Scale-time Equivalence in Neural Network Training

18 Sept 2025 (modified: 11 Feb 2026)Submitted to ICLR 2026EveryoneRevisionsBibTeXCC BY 4.0
Keywords: generalization, neural network, scaling law, double descent
TL;DR: We show that scaling the size of a network is equivalent to increasing training time; using this, we provide a novel explanation for scale-wise double descent.
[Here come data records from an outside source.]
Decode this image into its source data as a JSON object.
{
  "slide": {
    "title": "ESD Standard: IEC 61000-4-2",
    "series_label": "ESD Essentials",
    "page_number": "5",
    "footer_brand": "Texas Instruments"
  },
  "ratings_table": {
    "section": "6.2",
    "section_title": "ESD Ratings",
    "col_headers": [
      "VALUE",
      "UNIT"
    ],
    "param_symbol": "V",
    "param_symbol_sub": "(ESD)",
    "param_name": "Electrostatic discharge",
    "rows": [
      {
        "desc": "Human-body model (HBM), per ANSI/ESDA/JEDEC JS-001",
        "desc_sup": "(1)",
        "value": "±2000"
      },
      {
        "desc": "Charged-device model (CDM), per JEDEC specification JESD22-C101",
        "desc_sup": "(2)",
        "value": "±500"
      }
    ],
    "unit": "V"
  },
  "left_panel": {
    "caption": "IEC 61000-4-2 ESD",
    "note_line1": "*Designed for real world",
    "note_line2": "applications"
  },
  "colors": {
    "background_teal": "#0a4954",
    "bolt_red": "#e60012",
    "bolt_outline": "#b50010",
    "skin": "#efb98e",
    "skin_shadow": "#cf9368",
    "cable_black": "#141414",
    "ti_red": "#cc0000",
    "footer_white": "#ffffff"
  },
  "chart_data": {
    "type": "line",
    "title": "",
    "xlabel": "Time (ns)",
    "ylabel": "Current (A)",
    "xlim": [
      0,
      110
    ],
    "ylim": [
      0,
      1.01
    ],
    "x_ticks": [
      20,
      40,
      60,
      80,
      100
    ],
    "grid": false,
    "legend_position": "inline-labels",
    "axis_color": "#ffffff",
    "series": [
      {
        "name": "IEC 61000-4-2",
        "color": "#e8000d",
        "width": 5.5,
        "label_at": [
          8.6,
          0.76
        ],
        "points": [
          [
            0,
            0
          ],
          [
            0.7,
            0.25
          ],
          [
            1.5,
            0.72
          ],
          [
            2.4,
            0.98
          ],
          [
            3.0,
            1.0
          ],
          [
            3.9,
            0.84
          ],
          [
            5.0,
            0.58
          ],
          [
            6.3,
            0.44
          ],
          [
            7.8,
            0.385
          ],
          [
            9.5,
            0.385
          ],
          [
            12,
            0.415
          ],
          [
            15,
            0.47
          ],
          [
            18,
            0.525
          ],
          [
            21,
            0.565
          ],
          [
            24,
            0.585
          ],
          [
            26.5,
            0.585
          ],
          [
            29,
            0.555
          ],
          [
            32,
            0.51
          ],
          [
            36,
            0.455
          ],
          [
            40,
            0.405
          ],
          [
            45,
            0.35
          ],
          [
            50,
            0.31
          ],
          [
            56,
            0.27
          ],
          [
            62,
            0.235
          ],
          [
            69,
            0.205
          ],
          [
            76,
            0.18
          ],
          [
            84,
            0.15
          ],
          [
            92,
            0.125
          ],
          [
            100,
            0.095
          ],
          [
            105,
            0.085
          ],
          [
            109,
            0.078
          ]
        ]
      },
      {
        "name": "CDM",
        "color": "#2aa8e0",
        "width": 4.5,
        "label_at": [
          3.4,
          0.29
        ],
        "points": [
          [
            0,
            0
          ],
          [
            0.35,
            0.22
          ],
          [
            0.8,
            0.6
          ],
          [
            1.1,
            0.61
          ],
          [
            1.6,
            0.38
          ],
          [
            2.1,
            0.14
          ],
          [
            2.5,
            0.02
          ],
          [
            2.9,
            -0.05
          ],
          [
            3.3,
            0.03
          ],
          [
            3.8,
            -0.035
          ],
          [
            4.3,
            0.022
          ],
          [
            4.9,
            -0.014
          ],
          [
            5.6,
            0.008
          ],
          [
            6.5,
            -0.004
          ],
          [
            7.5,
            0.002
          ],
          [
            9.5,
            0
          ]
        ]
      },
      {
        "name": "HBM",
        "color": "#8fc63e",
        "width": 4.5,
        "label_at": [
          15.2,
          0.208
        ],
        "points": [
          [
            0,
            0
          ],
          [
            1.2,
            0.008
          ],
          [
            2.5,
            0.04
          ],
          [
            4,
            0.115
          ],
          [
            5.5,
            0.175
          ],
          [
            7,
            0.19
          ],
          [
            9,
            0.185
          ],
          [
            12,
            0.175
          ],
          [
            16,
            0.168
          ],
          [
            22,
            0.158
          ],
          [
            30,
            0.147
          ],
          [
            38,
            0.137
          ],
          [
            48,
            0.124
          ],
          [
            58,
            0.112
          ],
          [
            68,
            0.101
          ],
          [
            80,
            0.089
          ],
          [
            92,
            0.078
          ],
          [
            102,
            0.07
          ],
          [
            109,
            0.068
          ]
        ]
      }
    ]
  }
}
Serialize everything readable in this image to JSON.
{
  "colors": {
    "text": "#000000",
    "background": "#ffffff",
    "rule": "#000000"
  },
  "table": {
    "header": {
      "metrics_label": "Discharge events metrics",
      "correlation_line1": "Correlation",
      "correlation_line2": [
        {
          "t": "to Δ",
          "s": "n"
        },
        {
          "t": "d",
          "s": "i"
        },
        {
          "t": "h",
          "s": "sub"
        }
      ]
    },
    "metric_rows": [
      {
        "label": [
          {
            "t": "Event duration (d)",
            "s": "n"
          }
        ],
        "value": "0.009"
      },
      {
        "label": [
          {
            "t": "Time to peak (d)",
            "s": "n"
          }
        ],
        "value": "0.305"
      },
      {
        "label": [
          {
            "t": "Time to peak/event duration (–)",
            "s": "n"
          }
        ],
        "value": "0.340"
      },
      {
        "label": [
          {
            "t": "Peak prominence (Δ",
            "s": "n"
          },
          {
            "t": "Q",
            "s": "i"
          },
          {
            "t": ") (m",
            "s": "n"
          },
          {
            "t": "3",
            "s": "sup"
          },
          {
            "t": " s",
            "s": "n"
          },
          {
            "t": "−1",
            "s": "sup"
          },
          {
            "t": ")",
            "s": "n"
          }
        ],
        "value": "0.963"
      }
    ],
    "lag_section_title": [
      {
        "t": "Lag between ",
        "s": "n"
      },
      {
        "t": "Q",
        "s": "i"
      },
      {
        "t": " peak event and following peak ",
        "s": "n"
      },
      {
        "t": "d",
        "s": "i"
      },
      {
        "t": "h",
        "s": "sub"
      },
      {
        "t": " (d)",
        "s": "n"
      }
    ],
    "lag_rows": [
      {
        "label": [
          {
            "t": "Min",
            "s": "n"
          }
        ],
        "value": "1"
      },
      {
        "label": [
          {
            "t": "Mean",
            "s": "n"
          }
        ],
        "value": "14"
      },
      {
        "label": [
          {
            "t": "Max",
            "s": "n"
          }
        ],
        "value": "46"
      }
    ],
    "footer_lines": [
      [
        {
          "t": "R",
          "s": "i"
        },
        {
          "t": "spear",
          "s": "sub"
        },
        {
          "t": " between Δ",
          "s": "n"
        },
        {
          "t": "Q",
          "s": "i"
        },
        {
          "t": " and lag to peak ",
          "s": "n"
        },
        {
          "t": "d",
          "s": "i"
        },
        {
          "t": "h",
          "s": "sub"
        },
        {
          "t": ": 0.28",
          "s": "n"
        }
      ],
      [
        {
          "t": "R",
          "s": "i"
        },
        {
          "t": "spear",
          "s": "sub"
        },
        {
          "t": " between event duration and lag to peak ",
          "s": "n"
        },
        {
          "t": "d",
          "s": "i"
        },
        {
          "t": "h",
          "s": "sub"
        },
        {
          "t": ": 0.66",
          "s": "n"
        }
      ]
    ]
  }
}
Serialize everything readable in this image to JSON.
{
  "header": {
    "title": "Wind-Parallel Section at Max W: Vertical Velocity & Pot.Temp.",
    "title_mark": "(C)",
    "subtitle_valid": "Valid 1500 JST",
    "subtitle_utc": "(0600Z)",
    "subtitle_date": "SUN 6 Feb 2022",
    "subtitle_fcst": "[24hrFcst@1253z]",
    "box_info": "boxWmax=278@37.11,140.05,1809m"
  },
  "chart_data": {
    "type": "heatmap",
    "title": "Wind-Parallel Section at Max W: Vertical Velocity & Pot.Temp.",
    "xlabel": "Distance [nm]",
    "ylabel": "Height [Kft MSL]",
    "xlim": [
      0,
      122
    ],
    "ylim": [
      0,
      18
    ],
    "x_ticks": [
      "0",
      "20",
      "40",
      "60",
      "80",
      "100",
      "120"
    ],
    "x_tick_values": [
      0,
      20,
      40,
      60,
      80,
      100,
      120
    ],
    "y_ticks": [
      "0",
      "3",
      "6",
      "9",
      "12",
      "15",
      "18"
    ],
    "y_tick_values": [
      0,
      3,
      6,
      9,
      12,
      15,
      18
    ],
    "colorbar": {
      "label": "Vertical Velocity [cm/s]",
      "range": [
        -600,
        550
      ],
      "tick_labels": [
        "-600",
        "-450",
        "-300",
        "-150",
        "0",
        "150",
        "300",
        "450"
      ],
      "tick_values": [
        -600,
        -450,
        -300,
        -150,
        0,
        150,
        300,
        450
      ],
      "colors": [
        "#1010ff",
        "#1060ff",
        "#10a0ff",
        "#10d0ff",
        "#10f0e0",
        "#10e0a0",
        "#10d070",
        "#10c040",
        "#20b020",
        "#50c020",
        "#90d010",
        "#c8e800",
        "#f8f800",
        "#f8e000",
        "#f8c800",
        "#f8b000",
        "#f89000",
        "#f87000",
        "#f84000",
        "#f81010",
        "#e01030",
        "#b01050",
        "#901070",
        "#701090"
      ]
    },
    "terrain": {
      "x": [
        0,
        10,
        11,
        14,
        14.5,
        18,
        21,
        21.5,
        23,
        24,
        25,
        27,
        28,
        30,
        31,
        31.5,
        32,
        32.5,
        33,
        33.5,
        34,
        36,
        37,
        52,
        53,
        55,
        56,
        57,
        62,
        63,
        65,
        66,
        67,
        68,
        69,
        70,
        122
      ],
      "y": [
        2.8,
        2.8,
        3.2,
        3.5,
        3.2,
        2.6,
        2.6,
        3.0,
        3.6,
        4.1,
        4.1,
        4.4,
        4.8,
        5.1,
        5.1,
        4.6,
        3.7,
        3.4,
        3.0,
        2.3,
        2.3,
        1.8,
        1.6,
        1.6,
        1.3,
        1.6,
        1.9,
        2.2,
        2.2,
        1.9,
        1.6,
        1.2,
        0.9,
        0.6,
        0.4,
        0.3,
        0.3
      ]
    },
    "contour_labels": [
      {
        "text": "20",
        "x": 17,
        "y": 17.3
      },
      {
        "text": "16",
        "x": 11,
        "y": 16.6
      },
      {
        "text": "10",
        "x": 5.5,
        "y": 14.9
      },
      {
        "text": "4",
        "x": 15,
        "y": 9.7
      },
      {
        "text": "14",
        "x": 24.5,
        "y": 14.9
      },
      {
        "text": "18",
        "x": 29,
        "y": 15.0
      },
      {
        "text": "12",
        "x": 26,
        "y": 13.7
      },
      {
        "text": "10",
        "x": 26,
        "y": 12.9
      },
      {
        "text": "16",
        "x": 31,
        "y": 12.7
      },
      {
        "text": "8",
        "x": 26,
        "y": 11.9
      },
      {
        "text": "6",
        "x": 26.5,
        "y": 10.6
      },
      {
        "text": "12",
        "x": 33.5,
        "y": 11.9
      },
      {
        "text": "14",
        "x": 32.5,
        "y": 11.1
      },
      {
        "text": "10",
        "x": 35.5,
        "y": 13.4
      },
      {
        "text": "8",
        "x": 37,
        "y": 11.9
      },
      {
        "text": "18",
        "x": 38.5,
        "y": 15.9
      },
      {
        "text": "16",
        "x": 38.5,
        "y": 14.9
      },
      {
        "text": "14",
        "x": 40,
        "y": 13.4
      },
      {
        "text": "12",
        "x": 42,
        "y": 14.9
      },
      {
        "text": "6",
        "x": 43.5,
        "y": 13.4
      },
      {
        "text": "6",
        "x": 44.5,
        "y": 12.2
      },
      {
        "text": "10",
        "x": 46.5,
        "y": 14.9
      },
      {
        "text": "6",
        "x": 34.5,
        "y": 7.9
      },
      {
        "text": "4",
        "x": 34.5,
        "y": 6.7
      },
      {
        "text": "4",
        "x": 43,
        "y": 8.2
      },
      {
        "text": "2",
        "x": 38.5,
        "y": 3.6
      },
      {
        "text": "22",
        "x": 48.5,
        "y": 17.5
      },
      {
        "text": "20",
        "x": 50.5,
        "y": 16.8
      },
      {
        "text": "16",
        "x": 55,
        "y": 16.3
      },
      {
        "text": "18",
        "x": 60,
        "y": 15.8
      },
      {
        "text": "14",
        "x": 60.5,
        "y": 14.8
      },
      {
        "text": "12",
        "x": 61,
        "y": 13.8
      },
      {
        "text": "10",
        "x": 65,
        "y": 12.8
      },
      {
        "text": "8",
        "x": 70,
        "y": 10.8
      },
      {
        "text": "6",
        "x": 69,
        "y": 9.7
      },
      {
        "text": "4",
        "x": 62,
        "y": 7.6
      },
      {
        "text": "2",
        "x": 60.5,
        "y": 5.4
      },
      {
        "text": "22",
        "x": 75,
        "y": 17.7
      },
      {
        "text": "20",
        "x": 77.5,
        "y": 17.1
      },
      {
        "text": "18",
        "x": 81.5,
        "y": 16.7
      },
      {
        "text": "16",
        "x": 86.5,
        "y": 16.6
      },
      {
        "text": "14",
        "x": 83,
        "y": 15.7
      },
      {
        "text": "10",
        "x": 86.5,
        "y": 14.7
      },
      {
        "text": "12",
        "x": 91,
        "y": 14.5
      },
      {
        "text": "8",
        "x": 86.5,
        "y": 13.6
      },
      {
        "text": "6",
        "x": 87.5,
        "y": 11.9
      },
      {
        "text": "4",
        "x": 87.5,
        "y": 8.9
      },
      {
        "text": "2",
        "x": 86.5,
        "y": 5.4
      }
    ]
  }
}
Abstract: Neural networks have demonstrated remarkable performance improvements as model size, training time, and data volume have increased, but the relationships among these factors remain poorly understood. We develop a theoretical framework to investigate the interplay between model size and training time, introducing the concept of scale-time equivalence: the idea that in certain training regimes, a small model trained for a long time can achieve similar performance to a larger model trained for a shorter time. To analyze this, we model neural network training as a gradient flow in random subspaces of larger non-linear models. In this setting, we show theoretically that neural network scale and training time can be traded off with each other. Empirically, we validate scale-time equivalence on MLPs and CNNs trained with gradient descent across standard vision benchmarks, CIFAR-10, SVHN, and MNIST. We then investigate the consequences of scale-time equivalence on double descent, the phenomenon where model performance changes non-monotonically with respect to training data volume, model scale, and training time. In regimes where scale-time equivalence holds, we show that double descent with respect to training time and model scale may share a common cause: namely, overfitting to noise early during training. Through this, we provide potential explanations for several previously unexplained empirical phenomena: reduced data requirements for generalization in larger models, heightened sensitivity to label noise in overparameterized models, and instances where increasing model scale does not necessarily enhance performance.